How Indigenous Burning Shaped the Klamath’s Forests for a Millennia

A new study published online today in the journal Proceedings of the National Academy of Sciences combines scientific data with Indigenous oral histories and ecological knowledge to show how the cultural burning practices of the Native people of the Klamath Mountains — the Karuk and the Yurok tribes — helped shape the region’s forests for at least a millennia prior to European colonization.

Featured in the Media

Please note: The views and opinions expressed in these articles are those of the authors and do not necessarily reflect the official policy or positions of UC Berkeley.
June 10, 2021
Victoria Franco, Bay City News
University of California experts recently gathered for a wildfire symposium where they discussed new technology created to assist in wildfire events and the overall understanding of wildfires in the state.

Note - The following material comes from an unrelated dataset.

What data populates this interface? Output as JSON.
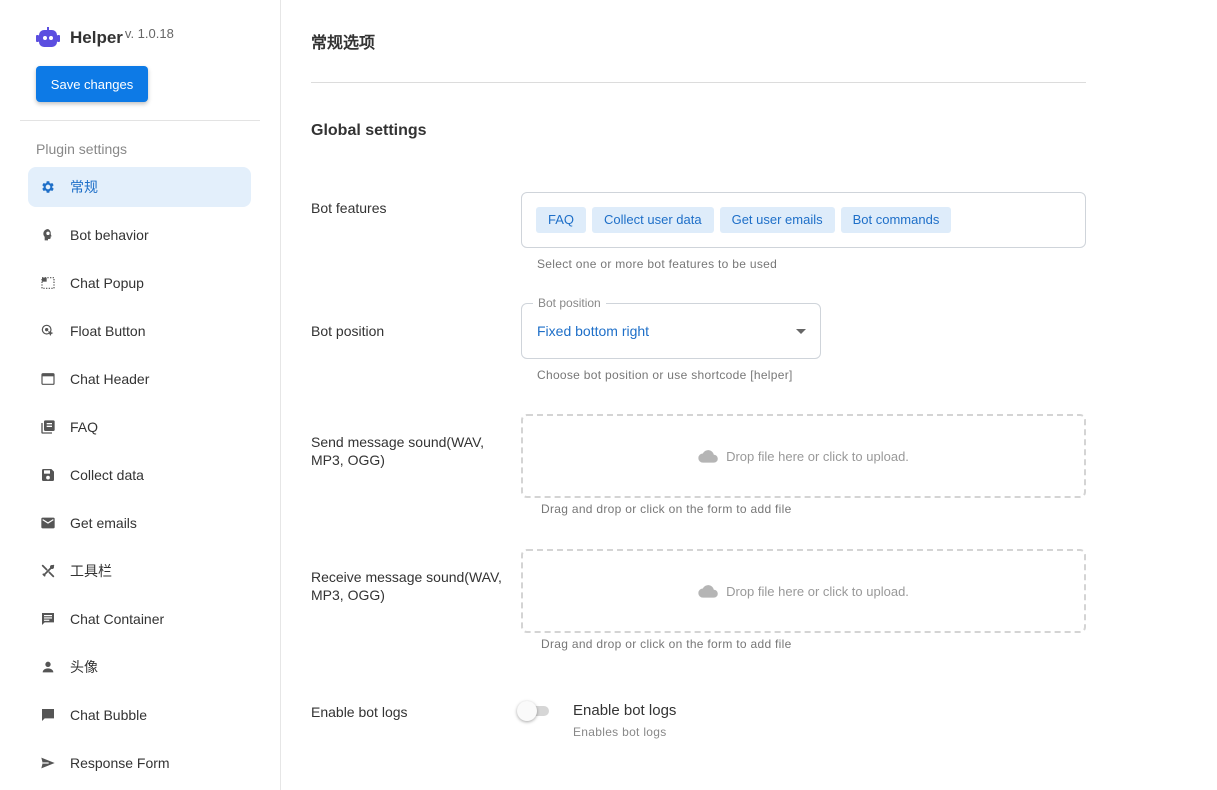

John Battles, professor and researcher at UC Berkeley, discussed the role that climate plays in wildfire behavior. "Even in the most optimistic future conditions, temperature is going to continue to increase through time," Battles said. He said the consequence for fire is that it creates a huge influx of surface fuels as dead trees fall. "The major concern is that this new surface fuel load can actually create new fire behavior … fire behavior we haven't seen before," Battles said. "Where we have these large massive heavy fuels that burn for days and create new fire physics."